The encounter reminded me of an incident that happened soon after Megan and I were married. It was long before I converted to Catholicism, and I was not aware of many of the beliefs and traditions of what was to someday be my faith. We were living in Marquette, Michigan at the time, which is an area heavy with Catholics of Finnish and Italian descent. We were at the supermarket when I noticed one of my fellow shoppers had a large, black smudge on her forehead.
“Wow,” I thought. “That lady has dirt on her forehead and no one knows how to tell her.”
Then I saw another shopper with the same mark. And another and another.
Finally, I turned to Megan and muttered, “Either I’m having some weird hallucination, or there are a lot of people in here with dirt on their heads,” I said.
“Those are ashes,” she said. “It’s Ash Wednesday.”
I’m a Roman Catholic myself, now, and lent has become a special time for me and for members of my church family. But, whether or not you are a part of a religion that recognizes the season of lent, it remains a time that can--and should--produce a sense of change in every heart.
The word “lent” simply means spring, and derives from the Germanic root for “long,” because, in spring, the days begin to visibly lengthen. We receive ashes (which are made from palms used during the previous year’s Palm Sunday) to remind us that it is a time for repentance and humility, as in the scriptural phrase: "Remember, Man is dust, and unto dust you shall return." Lent is a time when we should remember and anticipate the sacrifice Jesus made for all of us, while we prepare for the great joy we feel at his resurrection at Easter.
It has long been a custom to “give something up” for lent, whether it be a favorite food or television show or something else that’s important to the person who does it. It is thought that those small sacrifices can bring better awareness of the big one Jesus made for us.
So you quit eating chocolate bon-bons for 40 days, then hit that Easter basket like there’s no tomorrow. Temporarily giving up something is fine. Heck, you might even lose some of those winter pounds. But Lent means more than a few weeks without chocolate or some other favorite thing. Remember, Lent means spring, and spring is a time of great change and renewal. That’s why it’s important to spend these days trying for some permanent, significant change for the better in our lives.

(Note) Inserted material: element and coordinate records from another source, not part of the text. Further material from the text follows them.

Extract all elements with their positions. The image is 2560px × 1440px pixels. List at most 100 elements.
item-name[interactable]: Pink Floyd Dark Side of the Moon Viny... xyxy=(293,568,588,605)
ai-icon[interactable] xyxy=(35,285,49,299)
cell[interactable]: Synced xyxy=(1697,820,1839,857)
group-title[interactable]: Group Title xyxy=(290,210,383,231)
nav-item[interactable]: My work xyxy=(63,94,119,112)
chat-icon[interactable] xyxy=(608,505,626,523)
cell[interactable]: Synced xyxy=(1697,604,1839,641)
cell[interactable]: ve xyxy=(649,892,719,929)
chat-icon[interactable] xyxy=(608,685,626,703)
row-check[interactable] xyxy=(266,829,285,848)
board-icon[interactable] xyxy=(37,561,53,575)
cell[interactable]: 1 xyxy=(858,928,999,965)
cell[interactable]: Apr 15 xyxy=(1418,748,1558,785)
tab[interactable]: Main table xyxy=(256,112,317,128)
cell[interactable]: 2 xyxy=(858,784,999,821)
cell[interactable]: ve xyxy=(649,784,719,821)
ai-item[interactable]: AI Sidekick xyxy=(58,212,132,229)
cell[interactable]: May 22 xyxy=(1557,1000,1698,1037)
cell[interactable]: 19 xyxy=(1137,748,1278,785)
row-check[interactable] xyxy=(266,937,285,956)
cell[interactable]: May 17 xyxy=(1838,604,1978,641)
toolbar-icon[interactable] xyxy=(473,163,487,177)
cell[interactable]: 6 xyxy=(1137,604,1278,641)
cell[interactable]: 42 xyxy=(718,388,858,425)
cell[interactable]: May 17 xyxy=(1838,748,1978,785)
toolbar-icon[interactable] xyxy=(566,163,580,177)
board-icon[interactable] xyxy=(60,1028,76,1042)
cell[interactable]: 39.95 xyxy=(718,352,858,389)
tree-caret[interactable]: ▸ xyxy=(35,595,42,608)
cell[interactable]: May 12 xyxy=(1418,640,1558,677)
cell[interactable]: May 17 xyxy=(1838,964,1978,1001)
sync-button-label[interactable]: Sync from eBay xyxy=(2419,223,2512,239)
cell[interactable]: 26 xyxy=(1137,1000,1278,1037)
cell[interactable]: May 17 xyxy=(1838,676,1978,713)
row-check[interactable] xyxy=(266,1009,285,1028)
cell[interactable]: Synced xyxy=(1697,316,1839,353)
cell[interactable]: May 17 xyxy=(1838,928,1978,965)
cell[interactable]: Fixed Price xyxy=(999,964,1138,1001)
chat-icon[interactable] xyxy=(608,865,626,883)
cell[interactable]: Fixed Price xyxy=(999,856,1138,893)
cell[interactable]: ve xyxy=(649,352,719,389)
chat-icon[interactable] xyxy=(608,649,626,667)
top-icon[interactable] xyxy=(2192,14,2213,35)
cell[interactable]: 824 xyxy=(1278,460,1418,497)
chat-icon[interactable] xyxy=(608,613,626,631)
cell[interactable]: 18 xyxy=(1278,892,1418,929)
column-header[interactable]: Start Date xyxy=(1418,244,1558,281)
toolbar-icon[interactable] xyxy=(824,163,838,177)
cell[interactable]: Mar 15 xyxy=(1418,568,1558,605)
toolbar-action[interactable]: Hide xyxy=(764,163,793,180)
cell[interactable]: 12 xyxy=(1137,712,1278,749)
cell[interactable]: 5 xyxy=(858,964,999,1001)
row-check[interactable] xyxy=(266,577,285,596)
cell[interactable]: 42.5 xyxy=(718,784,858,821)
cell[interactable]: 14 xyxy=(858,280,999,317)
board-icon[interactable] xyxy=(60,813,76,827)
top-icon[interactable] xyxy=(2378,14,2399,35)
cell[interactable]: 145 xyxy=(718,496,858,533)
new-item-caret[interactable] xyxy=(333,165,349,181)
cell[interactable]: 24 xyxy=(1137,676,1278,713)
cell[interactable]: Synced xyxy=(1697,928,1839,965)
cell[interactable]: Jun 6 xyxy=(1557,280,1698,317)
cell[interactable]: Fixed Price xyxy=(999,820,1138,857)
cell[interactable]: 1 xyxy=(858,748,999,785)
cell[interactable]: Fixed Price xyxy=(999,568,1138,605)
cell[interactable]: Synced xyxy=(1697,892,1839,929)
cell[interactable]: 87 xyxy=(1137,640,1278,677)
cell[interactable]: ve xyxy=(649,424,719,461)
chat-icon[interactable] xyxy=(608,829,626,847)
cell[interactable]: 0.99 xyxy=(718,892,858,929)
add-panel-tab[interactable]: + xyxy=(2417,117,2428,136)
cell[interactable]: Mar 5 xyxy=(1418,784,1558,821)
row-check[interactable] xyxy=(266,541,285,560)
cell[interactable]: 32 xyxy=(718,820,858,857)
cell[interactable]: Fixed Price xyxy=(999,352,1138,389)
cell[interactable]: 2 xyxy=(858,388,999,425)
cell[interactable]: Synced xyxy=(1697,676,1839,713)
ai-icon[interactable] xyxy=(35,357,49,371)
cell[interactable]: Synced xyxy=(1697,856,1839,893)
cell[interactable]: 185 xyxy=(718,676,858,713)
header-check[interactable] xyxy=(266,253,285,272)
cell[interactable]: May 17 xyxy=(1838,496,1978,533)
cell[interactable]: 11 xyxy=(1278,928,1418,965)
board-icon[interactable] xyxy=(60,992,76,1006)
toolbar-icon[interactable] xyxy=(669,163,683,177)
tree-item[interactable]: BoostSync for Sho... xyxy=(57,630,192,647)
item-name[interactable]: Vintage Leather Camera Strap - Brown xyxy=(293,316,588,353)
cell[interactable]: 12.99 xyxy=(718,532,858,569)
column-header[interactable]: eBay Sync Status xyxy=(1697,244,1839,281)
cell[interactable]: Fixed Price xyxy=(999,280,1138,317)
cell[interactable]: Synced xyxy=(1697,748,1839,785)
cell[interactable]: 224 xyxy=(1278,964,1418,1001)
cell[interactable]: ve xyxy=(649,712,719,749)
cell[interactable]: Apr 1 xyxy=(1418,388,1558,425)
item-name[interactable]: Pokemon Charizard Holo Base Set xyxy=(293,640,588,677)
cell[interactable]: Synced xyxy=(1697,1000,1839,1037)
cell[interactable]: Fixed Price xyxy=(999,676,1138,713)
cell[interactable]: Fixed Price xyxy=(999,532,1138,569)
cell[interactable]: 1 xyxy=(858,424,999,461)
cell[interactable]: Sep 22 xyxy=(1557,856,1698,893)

No one can tell us what that “thing” is that needs to change. I, for one, can think of plenty of ways I could be a better husband, father and person. The deepest meaning and purpose of Lent is to joyfully embark upon a journey of personal conversion. It is a time for us to examine our attitudes, our habits and the priorities we place on different aspects of our lives. You don’t have to be religious to believe in the value of conversion. You only need to believe in the value of being better.
It is a time for small sacrifices. And great change.
It would be difficult to think of sacrifice without thinking of Schuyler Patch. May God bless him and his family.